Document and Test Production Recommendations for multi-replica Loki

IronBank is amazing and has been testing Loki while it's been in beta, they have been testing it with recs from BigBang and Grafana documentation for running Loki with more than a single replica and using scalable cloud back-ends like S3 and DynamoDB. Here is their current recommendation for a working production setup:

Looks like Loki package will also require an external-egress networkPolicy to be able to reach out to AWS endpoints and resources.

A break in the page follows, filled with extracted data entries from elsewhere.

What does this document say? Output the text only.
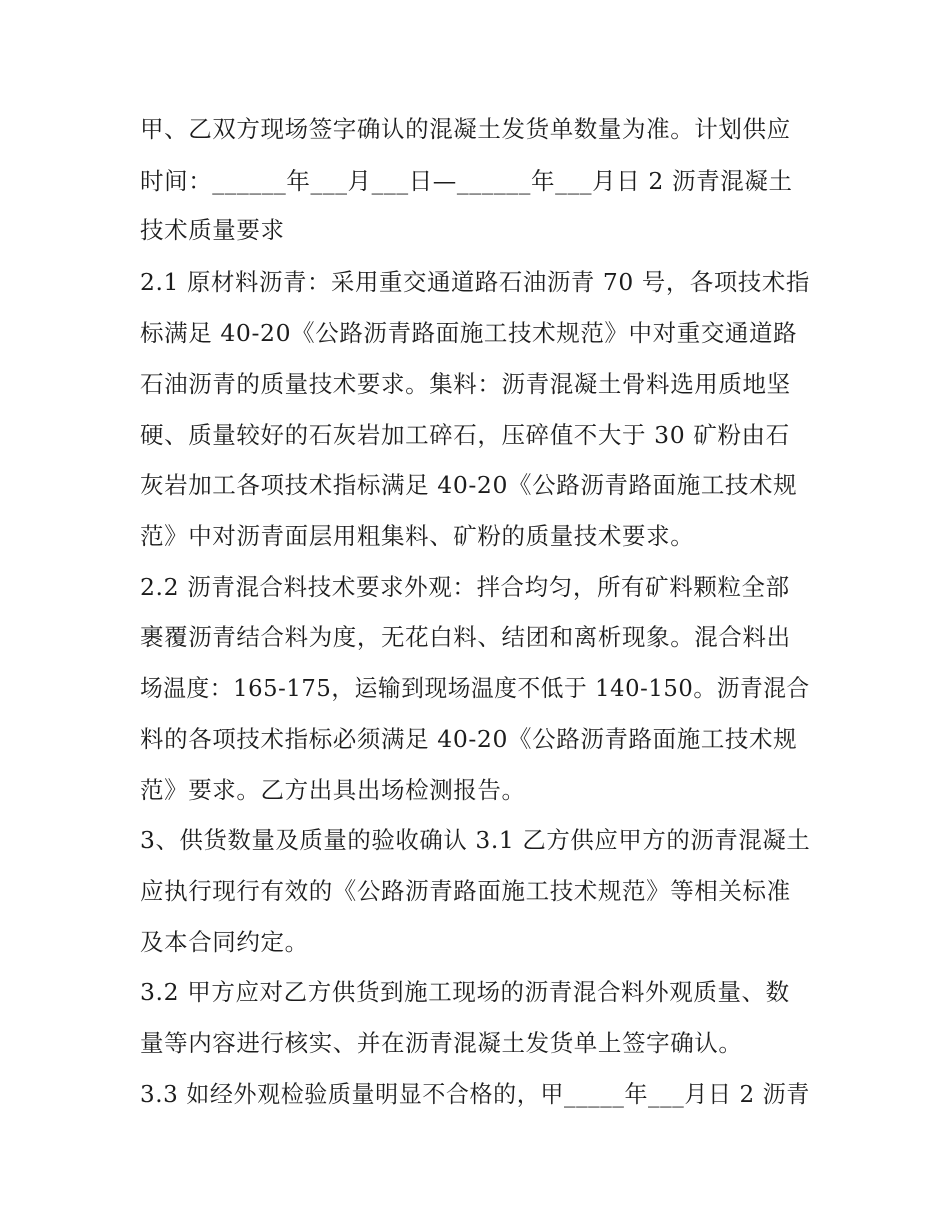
甲、乙双方现场签字确认的混凝土发货单数量为准。计划供应
时间：______年___月___日—______年___月日 2 沥青混凝土
技术质量要求
2.1 原材料沥青：采用重交通道路石油沥青 70 号，各项技术指
标满足 40-20《公路沥青路面施工技术规范》中对重交通道路
石油沥青的质量技术要求。集料：沥青混凝土骨料选用质地坚
硬、质量较好的石灰岩加工碎石，压碎值不大于 30 矿粉由石
灰岩加工各项技术指标满足 40-20《公路沥青路面施工技术规
范》中对沥青面层用粗集料、矿粉的质量技术要求。
2.2 沥青混合料技术要求外观：拌合均匀，所有矿料颗粒全部
裹覆沥青结合料为度，无花白料、结团和离析现象。混合料出
场温度：165-175，运输到现场温度不低于 140-150。沥青混合
料的各项技术指标必须满足 40-20《公路沥青路面施工技术规
范》要求。乙方出具出场检测报告。
3、供货数量及质量的验收确认 3.1 乙方供应甲方的沥青混凝土
应执行现行有效的《公路沥青路面施工技术规范》等相关标准
及本合同约定。
3.2 甲方应对乙方供货到施工现场的沥青混合料外观质量、数
量等内容进行核实、并在沥青混凝土发货单上签字确认。
3.3 如经外观检验质量明显不合格的，甲_____年___月日 2 沥青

  • Increase resource values to 1Gi MEM and 300m CPU
  • Add external egress 0.0.0.0/0 NetworkPolicy template
  • Document the below value recommendations in the docs/production.md file and as commented out values in the chart/values.yaml
replicas: 3
extraArgs:
  # https://github.com/grafana/loki/issues/5021
  target: all,table-manager
resources:
  requests:
    cpu: 125m
    memory: 1Gi
  limits:
    cpu: 400m
    memory: 3Gi
config:
  auth_enabled: false
  ingester:
    chunk_target_size: 196608
    lifecycler:
      ring:
        kvstore:
          store: inmemory
        replication_factor: 1
  schema_config:
    configs:
    - from: 2022-01-01 # Anything in the past
      store: aws
      object_store: s3
      schema: v11
      index:
        prefix: loki_
        period: 168h
  table_manager:
    retention_deletes_enabled: true
    retention_period: 8736h
  common:
    storage:
      s3:
        region: "us-gov-west-1"
        sse_encryption: true
  storage_config:
    aws:
      region: "us-gov-west-1"
      sse_encryption: true
      dynamodb:
        dynamodb_url: "dynamodb://us-gov-west-1"
  chunk_store_config:
    chunk_cache_config:
      redis:
        endpoint: "loki-redis-headless.logging.svc.cluster.local:6379"
        db: 0
  compactor:
    working_directory: /data/loki/boltdb-shipper-compactor
    shared_store: s3
Edited by kevin.wilder